Sensex, Nifty Slip Amid IT Sector Weakness and Trade Fears
- wealnare
- Jul 14, 2025
- 1 min read

Indian equities opened the week under pressure; Sensex closed 247 points lower and Nifty fell below 25,100. The decline stemmed from weak IT sector earnings—specifically TCS reporting slower growth—which triggered a sell-off in technology stocks like Infosys and HCL. The downturn was compounded by global trade anxiety, prompting foreign institutional investors to reduce exposure. Surprisingly, mid and small caps showed relative resilience, indicating investor preference for domestically-oriented themes in times of global uncertainty.
This rotation reflects a strategic rerating of sector bets. Defensive plays—banking, consumer staples, financials—are absorbing risk repricing, while discretionary and export-oriented heavyweight stocks take a back seat. For investors, the key question is whether this constitutes a temporary rebalancing or the beginning of a structural shift in FII confidence. The rupee’s depreciation to 85.99 per USD adds pressure but also supports exporters over time.

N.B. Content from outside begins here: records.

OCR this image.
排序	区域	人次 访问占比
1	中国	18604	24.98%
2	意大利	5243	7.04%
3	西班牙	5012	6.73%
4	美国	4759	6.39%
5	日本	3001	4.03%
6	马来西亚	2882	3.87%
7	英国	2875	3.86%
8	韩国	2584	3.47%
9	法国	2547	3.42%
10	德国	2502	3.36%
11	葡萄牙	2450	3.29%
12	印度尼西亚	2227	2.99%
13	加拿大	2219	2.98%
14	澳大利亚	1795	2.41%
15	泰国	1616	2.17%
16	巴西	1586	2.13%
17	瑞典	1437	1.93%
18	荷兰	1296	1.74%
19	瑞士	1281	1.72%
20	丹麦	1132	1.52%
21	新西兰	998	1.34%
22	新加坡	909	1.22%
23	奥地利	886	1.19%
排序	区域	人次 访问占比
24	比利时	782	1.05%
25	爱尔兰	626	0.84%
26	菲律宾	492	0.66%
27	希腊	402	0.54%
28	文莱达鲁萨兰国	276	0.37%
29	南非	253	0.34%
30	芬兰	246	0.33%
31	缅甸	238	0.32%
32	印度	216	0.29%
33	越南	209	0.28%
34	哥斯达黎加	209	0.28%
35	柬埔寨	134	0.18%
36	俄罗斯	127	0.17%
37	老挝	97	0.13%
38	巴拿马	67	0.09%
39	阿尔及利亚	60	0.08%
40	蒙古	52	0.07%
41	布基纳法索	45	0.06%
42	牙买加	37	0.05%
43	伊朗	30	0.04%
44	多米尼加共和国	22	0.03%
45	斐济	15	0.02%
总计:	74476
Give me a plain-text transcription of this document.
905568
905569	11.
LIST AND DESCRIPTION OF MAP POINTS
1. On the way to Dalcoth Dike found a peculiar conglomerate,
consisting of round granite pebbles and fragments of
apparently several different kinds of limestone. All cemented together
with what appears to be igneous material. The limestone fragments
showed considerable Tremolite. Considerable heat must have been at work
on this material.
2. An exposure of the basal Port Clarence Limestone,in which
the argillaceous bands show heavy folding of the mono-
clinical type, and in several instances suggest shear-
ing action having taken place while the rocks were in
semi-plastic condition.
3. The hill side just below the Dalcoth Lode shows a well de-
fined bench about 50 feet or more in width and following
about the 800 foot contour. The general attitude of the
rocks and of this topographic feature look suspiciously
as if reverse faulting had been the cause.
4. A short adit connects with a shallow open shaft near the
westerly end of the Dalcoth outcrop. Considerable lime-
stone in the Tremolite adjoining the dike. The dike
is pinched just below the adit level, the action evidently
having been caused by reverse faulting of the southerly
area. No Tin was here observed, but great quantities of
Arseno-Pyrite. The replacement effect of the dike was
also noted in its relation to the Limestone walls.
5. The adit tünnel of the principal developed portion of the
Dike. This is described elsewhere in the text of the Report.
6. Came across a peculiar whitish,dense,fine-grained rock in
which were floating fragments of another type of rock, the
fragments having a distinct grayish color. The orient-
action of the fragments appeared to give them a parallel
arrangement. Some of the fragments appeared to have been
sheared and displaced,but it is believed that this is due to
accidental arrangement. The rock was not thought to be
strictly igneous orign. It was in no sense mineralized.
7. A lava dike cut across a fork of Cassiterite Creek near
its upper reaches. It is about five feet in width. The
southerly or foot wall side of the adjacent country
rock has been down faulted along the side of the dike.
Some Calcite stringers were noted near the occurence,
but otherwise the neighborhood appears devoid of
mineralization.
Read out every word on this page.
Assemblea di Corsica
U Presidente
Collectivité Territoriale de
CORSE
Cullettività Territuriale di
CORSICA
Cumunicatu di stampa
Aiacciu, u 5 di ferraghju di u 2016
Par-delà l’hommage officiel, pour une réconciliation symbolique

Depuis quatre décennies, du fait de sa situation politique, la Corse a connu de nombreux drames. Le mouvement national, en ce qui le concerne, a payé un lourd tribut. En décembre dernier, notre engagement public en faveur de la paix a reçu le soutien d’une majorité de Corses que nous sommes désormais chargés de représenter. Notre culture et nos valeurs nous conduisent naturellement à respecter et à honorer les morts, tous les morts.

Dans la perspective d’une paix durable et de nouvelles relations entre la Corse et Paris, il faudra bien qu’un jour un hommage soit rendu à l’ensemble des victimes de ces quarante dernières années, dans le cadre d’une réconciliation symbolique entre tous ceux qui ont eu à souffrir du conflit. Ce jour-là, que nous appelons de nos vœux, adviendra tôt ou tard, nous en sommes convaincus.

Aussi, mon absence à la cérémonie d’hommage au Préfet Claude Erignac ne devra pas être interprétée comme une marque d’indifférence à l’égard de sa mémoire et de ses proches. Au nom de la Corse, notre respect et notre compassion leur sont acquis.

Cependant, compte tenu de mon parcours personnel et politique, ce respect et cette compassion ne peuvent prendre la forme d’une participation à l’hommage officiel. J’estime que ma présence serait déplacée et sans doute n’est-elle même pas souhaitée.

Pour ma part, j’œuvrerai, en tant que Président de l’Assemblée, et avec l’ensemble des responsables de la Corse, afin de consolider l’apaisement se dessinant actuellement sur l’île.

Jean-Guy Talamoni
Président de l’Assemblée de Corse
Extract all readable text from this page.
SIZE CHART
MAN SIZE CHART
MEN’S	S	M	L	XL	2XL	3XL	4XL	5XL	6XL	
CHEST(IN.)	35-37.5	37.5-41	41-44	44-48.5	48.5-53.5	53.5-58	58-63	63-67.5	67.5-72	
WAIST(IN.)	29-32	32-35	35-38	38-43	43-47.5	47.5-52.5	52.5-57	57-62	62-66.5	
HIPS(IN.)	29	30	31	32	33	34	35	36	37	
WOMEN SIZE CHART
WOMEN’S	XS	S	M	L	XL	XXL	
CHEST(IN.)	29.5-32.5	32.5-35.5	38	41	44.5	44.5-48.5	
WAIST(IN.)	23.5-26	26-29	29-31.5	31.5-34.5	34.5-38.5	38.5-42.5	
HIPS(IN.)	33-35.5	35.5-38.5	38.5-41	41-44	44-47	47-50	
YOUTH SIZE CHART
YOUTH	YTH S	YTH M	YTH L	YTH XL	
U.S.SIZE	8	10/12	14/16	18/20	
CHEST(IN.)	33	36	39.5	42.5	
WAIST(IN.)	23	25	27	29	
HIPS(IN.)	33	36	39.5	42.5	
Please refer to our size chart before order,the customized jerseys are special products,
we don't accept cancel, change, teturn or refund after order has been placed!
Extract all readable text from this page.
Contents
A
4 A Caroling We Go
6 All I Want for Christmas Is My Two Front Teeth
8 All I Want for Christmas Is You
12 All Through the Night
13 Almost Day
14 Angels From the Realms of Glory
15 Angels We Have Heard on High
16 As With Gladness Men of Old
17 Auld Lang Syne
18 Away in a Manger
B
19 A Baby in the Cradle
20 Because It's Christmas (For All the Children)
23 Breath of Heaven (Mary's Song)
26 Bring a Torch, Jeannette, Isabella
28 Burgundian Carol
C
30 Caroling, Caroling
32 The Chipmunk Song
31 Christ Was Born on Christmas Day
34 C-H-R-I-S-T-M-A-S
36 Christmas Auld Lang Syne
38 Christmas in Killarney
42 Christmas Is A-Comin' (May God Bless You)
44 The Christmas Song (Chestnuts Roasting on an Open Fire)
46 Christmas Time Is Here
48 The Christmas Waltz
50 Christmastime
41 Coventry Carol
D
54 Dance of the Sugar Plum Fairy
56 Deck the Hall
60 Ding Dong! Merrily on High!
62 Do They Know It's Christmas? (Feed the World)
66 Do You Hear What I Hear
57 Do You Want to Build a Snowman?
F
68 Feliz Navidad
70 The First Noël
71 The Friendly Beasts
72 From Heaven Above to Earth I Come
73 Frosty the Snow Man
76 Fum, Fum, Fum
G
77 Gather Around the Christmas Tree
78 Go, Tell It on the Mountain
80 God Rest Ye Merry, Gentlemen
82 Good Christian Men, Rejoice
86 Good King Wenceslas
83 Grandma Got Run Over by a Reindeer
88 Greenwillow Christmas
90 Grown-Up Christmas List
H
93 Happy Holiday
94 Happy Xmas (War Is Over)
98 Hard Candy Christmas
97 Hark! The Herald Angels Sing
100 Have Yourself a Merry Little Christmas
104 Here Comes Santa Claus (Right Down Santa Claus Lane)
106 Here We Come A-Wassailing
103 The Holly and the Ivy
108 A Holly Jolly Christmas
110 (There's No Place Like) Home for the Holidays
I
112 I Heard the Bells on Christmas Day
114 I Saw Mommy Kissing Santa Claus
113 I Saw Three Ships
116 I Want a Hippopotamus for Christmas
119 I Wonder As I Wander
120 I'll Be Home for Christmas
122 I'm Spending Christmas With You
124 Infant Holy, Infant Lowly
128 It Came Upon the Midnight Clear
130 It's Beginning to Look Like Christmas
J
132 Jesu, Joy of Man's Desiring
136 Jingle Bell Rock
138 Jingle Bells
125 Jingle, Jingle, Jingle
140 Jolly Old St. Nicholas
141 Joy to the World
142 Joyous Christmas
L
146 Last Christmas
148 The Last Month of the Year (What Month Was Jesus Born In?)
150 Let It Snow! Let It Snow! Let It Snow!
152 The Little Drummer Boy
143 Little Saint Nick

Looking ahead, India’s markets will respond to two variables: resolution or escalation of global trade policy, and upcoming corporate earnings for Q1. With domestic economic growth remaining steady and capital-hungry sectors like consumer and infra poised for support, short-term volatility may offer selective buying opportunities. But broader stability will depend on easing trade concerns and sustaining foreign inflows in the absence of headline shocks.